This chart shows the Fed's balance sheet in the format known as the St. Louis Adjusted Monetary Base. Prior to the doubling of that balance sheet, it was growing at the annual rate of 6%, which was basically comprised of the long term rates of 1% for population growth, 2% for inflation, and 3% for economic growth.

When the housing bubble hit, the commodities collapse, and the economic slowdown, the Fed got aggressive. The three periods of quantitative easing (QE) are seen as steps in the chart. QE1 at about the 2010 area of the chart, QE2, at about 2012 position, and QE3 at around 2015.
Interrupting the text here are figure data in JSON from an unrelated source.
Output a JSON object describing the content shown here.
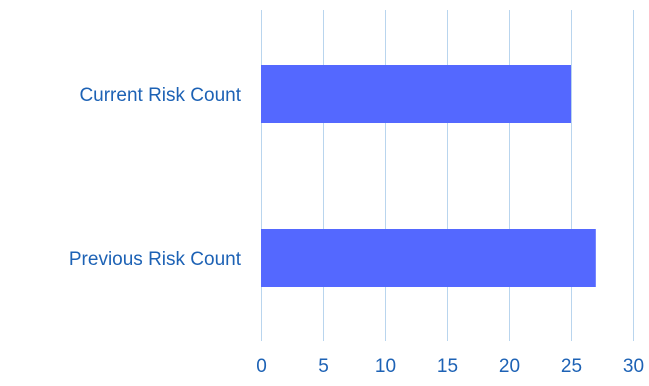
{
  "chart_data": {
    "type": "bar",
    "orientation": "horizontal",
    "title": "",
    "xlabel": "",
    "ylabel": "",
    "categories": [
      "Current Risk Count",
      "Previous Risk Count"
    ],
    "values": [
      25,
      27
    ],
    "xlim": [
      0,
      30
    ],
    "x_ticks": [
      0,
      5,
      10,
      15,
      20,
      25,
      30
    ],
    "x_tick_labels": [
      "0",
      "5",
      "10",
      "15",
      "20",
      "25",
      "30"
    ],
    "grid": "vertical",
    "legend": "none"
  },
  "colors": {
    "bar": "#5468ff",
    "gridline": "#b9d5ee",
    "text": "#1d62b5",
    "background": "#ffffff"
  }
}
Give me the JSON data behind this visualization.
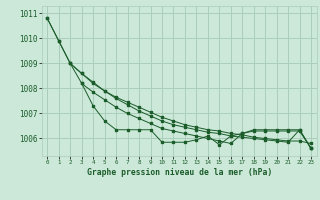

The QE effort has not ended. As Fed holdings of bonds and other obligations have matured, they have replaced them with other instruments, and are not attempting to return to prior levels. Is QE4 in the offing? That's been my bet for some time, and the combination of slow world economies, reaction to Brexit, concerns about China, and exchange rate levels that many central banks consider unreasonable, the only option for the Fed is to engage in more purchases. Bond investor Bill Gross, formerly of Pimco and now of Janus, has suggested that the Fed take a lesson from the board game Monopoly. Negative interest rates do not allow for compounding, critical for savings and investment, forcing savers to seek more risk. This worries Gross, and others, greatly.

We may get QE4, whether it's right or not. It might be that the most important thing you can do at the Fed is to look busy.